The enterprises that win the AI automation race won't be the ones that bet on the right platform. They'll be the ones that bet on architecture—choosing independent, cross-platform, SOP-driven AI agents that work with what they already have, rather than forcing them into a walled garden they'll pay to escape later.
Three acquisitions have already happened. The next one could be yours. Choose independence while you still can.
Ready to see what cross-platform, SOP-driven AI automation looks like in practice? Book a demo to see how CorePiper handles end-to-end workflows across Salesforce, Jira, Zendesk, and your carrier portals—no walled gardens required.
Frequently Asked Questions
What does "independent AI agent platform" mean?
An independent AI agent platform is one that isn't owned by or structurally tied to any single enterprise software platform (CRM, ITSM, helpdesk). It sits between your existing tools and orchestrates workflows across all of them, treating every connected system as a first-class citizen. Independence means your AI agents work for your operations, not for a platform's ecosystem strategy.

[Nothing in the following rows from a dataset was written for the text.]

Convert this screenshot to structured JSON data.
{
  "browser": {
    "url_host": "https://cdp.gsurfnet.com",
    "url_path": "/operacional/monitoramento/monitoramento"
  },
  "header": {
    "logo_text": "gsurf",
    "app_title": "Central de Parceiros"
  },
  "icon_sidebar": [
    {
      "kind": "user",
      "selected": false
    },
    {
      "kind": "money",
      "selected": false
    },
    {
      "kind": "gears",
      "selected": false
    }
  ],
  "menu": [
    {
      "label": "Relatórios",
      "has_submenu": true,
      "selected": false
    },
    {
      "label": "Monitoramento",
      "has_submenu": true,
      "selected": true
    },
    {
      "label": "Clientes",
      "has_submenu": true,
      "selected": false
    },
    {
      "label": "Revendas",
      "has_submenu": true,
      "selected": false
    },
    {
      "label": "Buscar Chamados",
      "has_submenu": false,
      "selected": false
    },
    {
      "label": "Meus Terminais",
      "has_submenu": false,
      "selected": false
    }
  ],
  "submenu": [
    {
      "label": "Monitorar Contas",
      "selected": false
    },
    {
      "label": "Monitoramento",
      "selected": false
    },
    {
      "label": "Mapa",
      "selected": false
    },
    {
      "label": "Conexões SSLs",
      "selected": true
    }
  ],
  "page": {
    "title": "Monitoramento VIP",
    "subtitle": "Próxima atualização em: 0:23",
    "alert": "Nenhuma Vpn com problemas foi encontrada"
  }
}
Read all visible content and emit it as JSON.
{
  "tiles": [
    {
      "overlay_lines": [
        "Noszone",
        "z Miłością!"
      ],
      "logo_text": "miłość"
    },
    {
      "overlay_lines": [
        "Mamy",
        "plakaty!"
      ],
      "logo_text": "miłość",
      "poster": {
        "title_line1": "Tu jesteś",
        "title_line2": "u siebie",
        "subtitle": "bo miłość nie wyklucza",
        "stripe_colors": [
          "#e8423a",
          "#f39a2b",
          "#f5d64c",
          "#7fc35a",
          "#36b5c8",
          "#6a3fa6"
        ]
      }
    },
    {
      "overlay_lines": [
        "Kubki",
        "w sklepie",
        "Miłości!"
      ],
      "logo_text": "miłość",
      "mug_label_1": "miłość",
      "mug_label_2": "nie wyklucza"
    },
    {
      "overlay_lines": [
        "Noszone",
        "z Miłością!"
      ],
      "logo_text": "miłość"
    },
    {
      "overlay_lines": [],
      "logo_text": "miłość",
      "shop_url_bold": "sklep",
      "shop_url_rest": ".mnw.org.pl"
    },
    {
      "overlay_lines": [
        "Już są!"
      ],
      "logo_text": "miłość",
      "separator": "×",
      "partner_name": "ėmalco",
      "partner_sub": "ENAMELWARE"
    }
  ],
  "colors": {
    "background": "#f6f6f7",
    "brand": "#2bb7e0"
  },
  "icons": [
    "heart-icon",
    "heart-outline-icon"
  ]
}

Why are AI agent companies getting acquired?
AI agent companies represent the "intelligence layer" on top of enterprise platforms—and platform companies want to own that layer. By acquiring independent AI companies, platform vendors can turn a competitive threat (AI agents that work across platforms) into a competitive moat (AI agents that only work inside their platform). The financial incentive is clear: AI agents drive platform adoption and increase switching costs.
Is the Moveworks acquisition by ServiceNow a problem for non-ServiceNow customers?
Yes. ServiceNow acquired Moveworks to strengthen its own agentic AI capabilities, not to maintain a thriving cross-platform AI assistant. Non-ServiceNow customers should expect diminishing investment in non-ServiceNow integrations, potential pricing changes, and reduced strategic attention. The DOJ's antitrust investigation itself signals competitive concerns.
What is SOP portability and why does it matter?
SOP portability means your standard operating procedures—the rules and workflows that govern how your AI agents behave—aren't locked into a specific platform's format or architecture. If you switch helpdesk tools or CRM platforms, your SOPs move with you. Without SOP portability, changing platforms means rebuilding your entire automation layer from scratch.
How do I evaluate whether an AI agent platform will stay independent?
Look at four signals: (1) ownership structure—is the company independent or subsidiary? (2) Integration parity—do all connected systems get equal investment? (3) Pricing model—does it incentivize cross-platform use or platform lock-in? (4) Contractual commitments—will the vendor guarantee standalone product investment and cross-platform support in writing?